Explanation of Responses:

* If the form is filed by more than one reporting person, see Instruction 4(b)(v).
** Intentional misstatements or omissions of facts constitute Federal Criminal Violations. See 18 U.S.C. 1001 and 15 U.S.C. 78ff(a).
(1) These shares were previously directly held but were contributed to a family trust on 08/04/2011.
(2) On August 8, 2011, Mr. Adkerson settled a post-paid forward sale contract that was entered into on August 6, 2009 with a securities broker. The contract obligated Mr. Adkerson to deliver to the purchaser up to 250,000 shares (or 500,000 shares following the Issuer's February 2011 stock split) of the Issuer's Common Stock (Common Stock) on the August 6, 2011, or the next business day if a holiday (the Maturity Date) of the contract. The contract settled on Monday, August 8, 2011. (continued in footnote 3)
(3) The contract, as adjusted for the Issuer's February 2011 stock split, provided that the number of shares of Common Stock that Mr. Adkerson would be obligated to deliver to the purchaser on the Maturity Date would be determined as follows: (continued in footnote 4)
(4) (i) If the closing price of a share of Common Stock on the Maturity Date is less than $24.19, Mr. Adkerson would deliver 500,000 shares; (ii) if the closing price of a share of Common Stock on the Maturity Date is greater than $24.19, but less than $46.38, Mr. Adkerson would deliver the number of shares resulting from multiplying 500,000 by a fraction, the numerator of which is $24.19 and the denominator of which is the closing price on the Maturity Date; (continued in footnote 5)

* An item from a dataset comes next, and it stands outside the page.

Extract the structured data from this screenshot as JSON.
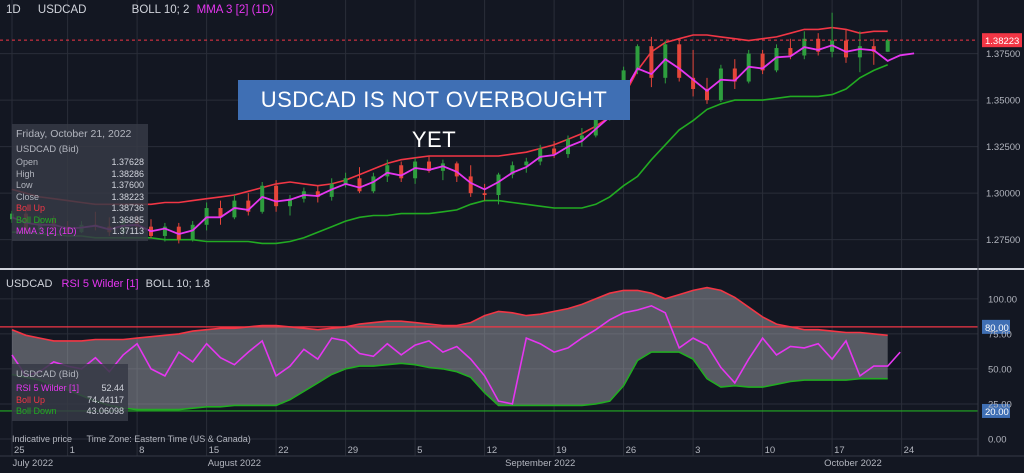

(5) and (iii) if the closing price of a share of Common Stock on the Maturity Date is greater than $46.38, Mr. Adkerson would deliver the number of shares resulting from multiplying 500,000 by a fraction, the numerator of which is $24.19 plus the closing price on the Maturity Date minus $46.38, and the denominator of which is the closing price on the Maturity Date. On August 8, 2011, the closing price was $41.89. Accordingly, Mr. Adkerson transferred to purchaser 288,732 shares of Common Stock.
 
Remarks:
Following the reported transactions, Mr. Adkerson's beneficial ownership includes 1,415,898 shares of Common Stock and 326,607 Common Stock Restricted Stock Units. He also holds options to acquire a total of 5,000,000 shares of Common Stock, 3,250,000 of which are vested and 1,750,000 of which are unvested.